Monday, July 12, 2010

Shouldn’t Cell Phone Mania be Kept within Limits?

Almost twenty seven years passed, when the first commercial wireless call was made and it was Oct. 13, 1983, at Soldier Field, where Ameritech Mobile, now part of Verizon Wireless, made the call from a Motorola DynaTAC 8000X known as the "brick" phone. The phone priced $3,995, was 13 inches long, and weighed 1.75 pounds.

With the advent of cell phones world has become quite small and easily accessible, however cell phones have always been instigating debates among the people about their advantages and disadvantages. The cell phones have numerous uses ranging from business work, means for entertainment, research work, and ensuring security. However, it is estimated that for a commoner, 90% calls are completely unnecessary, and another 5% are less than urgent and could wait until later. There are also plenty of narcissistic pinheads who can't make a trip to a grocery store, to a movie, to mosque/other religious place, or anywhere else without hearing themselves talk on the phone. Some of them can't even sit through a traffic light without placing a call. In the worst case, there are those self-important egotists who do not and will not turn off their phones at a places where switching off their mobiles is mandatory.

Shouldn’t Cell Phone Mania be Kept within Limits?

Since so many people have been annoyed and inconvenienced by the ubiquitous abuse of cell phones, new innovation would lead to simple solutions, and in many other countries, the solution is the portable cell phone jammer. The jammer sends out a blanket of noise in the same frequency range as the cell phone, and by raising the noise floor, makes it impossible for the phone to stay connected. The cell phone user doesn't know the cause of the interruption, in most cases, and just puts off the conversation until later.

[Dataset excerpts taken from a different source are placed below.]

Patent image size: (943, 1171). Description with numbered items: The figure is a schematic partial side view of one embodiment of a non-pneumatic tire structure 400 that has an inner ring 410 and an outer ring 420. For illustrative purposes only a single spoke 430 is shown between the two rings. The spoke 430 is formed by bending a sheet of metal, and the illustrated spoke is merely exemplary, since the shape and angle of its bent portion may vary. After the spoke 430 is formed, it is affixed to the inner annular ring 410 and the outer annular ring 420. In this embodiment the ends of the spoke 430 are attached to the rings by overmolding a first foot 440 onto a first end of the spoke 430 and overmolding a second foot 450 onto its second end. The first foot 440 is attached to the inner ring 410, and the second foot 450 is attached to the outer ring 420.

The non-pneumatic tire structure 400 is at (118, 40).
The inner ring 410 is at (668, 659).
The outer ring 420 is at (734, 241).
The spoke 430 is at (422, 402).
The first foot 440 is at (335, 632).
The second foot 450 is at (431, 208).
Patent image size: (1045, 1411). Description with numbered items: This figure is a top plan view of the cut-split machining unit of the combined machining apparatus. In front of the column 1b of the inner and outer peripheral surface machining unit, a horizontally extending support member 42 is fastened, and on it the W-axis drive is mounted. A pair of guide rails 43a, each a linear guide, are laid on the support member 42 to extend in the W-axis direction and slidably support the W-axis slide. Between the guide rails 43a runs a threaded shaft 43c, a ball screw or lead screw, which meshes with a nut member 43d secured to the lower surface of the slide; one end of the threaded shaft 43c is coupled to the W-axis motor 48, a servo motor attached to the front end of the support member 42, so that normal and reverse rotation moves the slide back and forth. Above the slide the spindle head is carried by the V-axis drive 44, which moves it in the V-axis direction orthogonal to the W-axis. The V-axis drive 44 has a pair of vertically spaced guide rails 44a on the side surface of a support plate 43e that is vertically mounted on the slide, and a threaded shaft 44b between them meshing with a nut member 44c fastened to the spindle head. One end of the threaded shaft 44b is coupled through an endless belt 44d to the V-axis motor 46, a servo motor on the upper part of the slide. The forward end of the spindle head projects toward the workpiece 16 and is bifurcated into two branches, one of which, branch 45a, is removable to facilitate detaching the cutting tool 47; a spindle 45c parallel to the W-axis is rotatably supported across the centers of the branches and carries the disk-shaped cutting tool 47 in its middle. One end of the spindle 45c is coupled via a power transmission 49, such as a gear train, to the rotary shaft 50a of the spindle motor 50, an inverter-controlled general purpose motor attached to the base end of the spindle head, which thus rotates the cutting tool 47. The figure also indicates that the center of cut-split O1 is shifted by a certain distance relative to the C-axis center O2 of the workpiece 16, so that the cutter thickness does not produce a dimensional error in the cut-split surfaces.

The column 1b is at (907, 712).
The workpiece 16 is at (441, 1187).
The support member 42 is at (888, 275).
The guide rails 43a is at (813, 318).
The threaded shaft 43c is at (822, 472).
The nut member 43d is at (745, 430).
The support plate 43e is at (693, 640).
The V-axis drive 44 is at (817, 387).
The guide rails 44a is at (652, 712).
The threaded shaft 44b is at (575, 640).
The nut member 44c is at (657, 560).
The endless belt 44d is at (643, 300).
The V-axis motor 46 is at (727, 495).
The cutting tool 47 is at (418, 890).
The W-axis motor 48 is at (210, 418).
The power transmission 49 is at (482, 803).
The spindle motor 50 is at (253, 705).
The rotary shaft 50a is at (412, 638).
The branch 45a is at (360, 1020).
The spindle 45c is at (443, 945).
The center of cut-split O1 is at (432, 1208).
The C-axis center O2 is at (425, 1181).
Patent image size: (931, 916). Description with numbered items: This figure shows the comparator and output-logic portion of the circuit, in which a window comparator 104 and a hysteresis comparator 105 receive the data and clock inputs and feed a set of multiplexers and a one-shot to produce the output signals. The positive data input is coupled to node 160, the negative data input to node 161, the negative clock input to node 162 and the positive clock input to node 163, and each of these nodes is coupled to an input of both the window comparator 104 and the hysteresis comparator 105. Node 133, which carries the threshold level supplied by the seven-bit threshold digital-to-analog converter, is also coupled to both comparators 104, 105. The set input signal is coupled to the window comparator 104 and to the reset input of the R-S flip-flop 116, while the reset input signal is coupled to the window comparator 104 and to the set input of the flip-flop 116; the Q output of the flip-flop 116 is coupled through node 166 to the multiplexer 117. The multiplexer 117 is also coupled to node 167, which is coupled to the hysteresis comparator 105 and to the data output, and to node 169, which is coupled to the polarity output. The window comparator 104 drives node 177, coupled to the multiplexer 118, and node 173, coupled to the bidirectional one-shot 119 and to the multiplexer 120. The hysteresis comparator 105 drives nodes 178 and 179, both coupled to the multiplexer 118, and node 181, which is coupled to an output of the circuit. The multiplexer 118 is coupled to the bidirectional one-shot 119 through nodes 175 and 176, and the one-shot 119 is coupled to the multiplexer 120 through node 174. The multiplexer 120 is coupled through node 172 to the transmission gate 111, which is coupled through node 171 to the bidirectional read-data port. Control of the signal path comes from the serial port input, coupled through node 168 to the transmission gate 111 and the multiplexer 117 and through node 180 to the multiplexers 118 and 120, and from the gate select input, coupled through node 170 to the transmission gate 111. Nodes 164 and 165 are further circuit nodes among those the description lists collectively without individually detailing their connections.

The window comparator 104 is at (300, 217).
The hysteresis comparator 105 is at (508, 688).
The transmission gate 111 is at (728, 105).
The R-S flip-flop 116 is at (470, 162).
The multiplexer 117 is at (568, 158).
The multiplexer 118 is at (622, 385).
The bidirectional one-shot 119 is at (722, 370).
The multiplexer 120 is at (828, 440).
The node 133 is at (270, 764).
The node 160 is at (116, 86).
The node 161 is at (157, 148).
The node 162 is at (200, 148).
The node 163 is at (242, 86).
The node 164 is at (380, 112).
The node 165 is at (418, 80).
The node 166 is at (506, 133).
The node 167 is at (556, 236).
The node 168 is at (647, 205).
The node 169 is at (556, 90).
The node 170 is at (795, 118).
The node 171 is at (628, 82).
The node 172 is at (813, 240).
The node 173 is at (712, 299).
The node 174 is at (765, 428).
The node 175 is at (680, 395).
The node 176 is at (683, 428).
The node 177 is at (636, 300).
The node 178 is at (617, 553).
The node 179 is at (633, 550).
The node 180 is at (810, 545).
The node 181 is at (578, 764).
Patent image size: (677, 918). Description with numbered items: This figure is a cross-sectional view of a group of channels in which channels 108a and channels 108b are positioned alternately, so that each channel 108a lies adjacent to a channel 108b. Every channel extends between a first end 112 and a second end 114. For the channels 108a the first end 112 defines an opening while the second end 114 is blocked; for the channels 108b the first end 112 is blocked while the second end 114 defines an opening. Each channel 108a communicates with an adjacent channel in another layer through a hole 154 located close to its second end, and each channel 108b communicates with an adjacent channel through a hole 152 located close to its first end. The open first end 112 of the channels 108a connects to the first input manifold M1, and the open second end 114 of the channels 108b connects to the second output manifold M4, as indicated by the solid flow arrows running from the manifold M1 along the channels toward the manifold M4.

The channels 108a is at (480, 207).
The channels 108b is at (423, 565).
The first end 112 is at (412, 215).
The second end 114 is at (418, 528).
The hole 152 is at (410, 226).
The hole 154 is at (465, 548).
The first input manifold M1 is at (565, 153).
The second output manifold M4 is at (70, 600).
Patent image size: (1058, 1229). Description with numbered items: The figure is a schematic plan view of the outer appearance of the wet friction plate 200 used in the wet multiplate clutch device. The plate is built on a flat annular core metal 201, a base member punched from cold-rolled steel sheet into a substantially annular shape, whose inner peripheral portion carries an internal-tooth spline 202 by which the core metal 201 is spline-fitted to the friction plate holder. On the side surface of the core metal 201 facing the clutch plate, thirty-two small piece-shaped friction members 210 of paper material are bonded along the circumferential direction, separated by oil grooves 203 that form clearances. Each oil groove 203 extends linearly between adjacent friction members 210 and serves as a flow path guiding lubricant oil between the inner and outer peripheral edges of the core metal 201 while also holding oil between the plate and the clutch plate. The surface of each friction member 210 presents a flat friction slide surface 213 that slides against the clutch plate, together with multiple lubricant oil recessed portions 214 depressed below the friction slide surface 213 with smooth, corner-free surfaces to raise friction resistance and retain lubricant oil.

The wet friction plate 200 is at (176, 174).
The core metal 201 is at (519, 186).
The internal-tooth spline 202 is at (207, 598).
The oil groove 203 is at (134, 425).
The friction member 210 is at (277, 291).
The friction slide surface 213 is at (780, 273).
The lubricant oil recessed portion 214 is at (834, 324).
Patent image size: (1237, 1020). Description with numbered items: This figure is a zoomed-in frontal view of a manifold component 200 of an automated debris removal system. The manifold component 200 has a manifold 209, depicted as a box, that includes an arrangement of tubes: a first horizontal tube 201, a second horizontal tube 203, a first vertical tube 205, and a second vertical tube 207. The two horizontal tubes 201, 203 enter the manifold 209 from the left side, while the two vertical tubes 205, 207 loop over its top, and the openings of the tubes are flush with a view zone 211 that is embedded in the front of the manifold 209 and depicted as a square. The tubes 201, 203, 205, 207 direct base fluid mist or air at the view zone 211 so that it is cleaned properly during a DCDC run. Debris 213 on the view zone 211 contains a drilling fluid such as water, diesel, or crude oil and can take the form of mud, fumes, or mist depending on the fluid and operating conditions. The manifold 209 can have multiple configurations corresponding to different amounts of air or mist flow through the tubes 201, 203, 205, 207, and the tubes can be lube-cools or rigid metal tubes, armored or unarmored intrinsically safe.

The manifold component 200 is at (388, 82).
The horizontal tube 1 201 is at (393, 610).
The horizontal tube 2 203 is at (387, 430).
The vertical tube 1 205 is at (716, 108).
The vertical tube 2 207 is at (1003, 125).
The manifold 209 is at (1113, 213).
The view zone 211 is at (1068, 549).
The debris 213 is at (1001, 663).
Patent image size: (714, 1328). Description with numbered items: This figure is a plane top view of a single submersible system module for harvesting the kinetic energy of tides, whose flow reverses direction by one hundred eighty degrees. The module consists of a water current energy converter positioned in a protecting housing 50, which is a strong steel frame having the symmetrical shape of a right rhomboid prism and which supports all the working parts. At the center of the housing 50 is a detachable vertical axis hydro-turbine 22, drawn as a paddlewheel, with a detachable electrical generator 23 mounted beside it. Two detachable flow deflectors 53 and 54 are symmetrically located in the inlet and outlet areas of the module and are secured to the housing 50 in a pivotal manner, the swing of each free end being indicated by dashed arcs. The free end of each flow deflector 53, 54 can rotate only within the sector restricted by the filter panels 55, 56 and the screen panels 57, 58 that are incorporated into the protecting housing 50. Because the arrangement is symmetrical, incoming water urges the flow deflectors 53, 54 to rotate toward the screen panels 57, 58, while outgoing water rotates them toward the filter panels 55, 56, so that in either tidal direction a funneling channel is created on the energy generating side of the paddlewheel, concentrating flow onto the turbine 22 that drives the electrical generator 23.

In various countries, museums and restaurants use full-time cellular blocking, because, as many people around just won't cooperate and turn their phones off. Jamming is only permitted in countries where the overall benefit to society is more important than some individual's hurt feelings. So, the use of a cell phone jammer may be illegal, yet there are those who are so irritated by mobile phone addicts that they don't mind taking the risk of operating outside the law for a few seconds at a time in order to cut off someone else's conversation, especially when that conversation seems to go on and on, and seems to get louder and more frivolous with every passing minute. Mobile phones operate by sending signals along a range of the electromagnetic spectrum reserved for their use. All a cell-phone jamming device needs to do is broadcast a signal on those same frequencies, and it will interfere with any devices trying to transmit in that range. The phone's screen will simply indicate that no signal is available.